Secondly, contact centers typically have several different tools to manage their workforce operations and optimize their teams, each with a different function. They have the CRM solution, where they can see a customer’s information at the beginning of an interaction. Then, separately there are routing solutions that calibrate based on scale, schedule or availability. What you have is a number of disparate, on-premise solutions that are not communicating with each other — leading to operational inefficiency and confusion.
With Service Cloud Workforce Engagement, we’re providing service teams with a cloud-based, connected solution — all on one platform. We are now able to connect all these disparate systems, making it much more seamless to manage — as well as making the data flow more streamlined.
Workforce Engagement also helps minimize any risk of manual error — not only by removing the manual input, but also with constant monitoring and outlier detection. If there is something in the historical data that might be compromising the accuracy of a team’s forecasting, we flag it directly to them — rather than having them sift through and find the anomaly themselves.
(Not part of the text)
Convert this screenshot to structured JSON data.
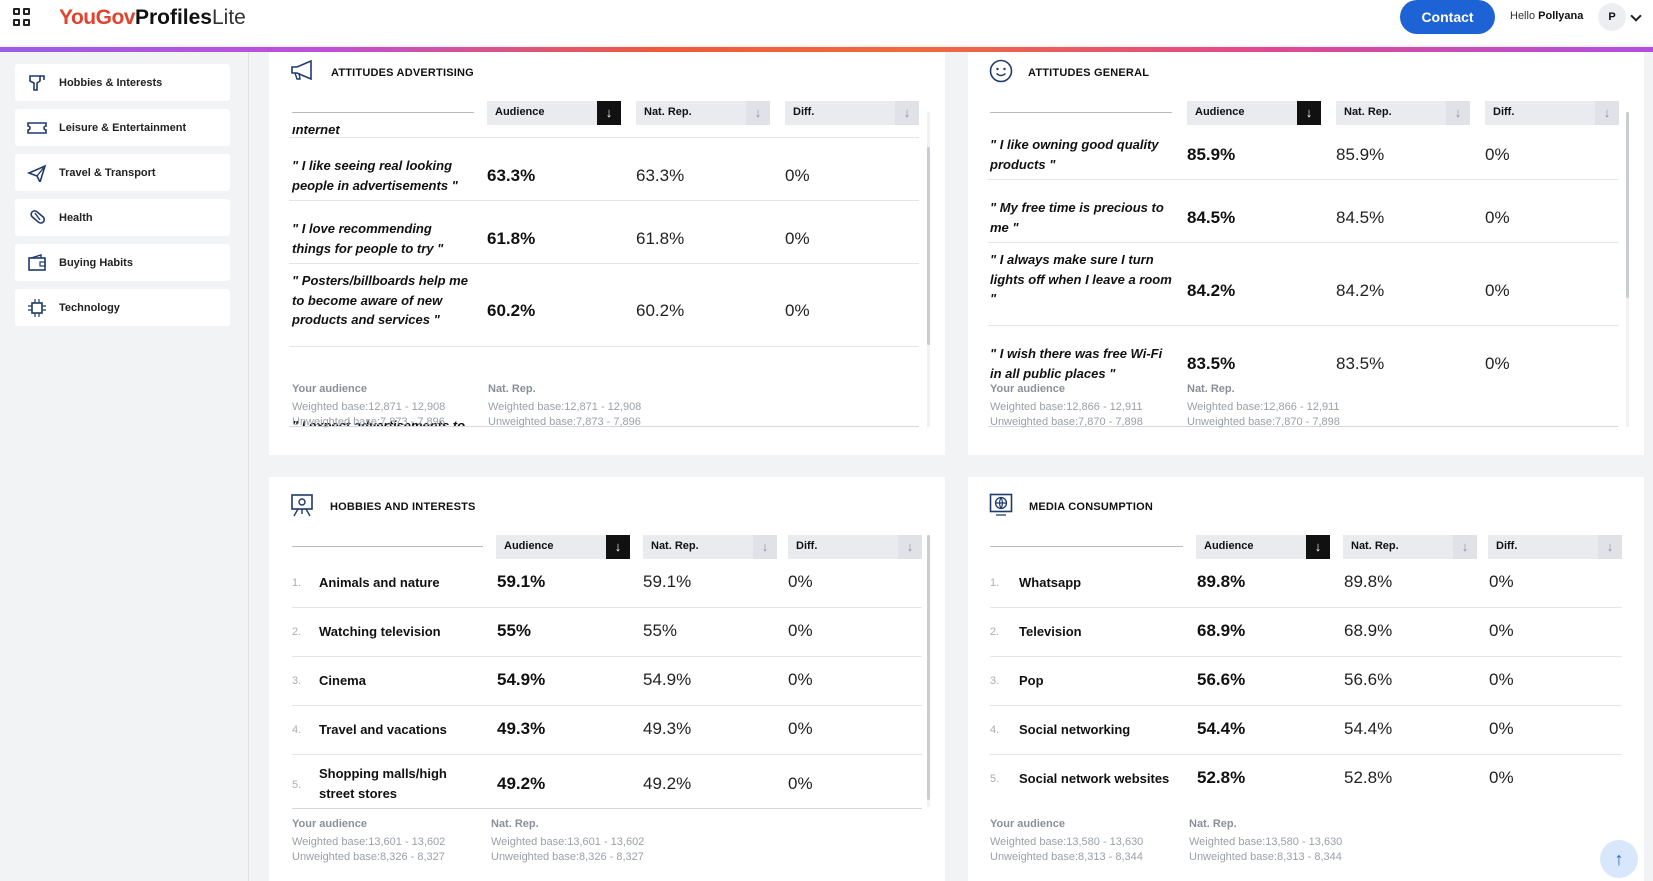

There’s a significant lack of visibility right now, specifically as we navigate this pandemic and as service teams remain distributed. Historically, contact centers have had fairly strong management oversight — but that layer is now lost given the move to remote work. Gaining visibility into what’s happening on a moment by moment basis is much more challenging. Service Cloud Workforce Engagement is helping alleviate the stress of this change — not only allowing service agents to focus on delivering an exceptional trusted service, but eliminating age-old inefficiencies along the way.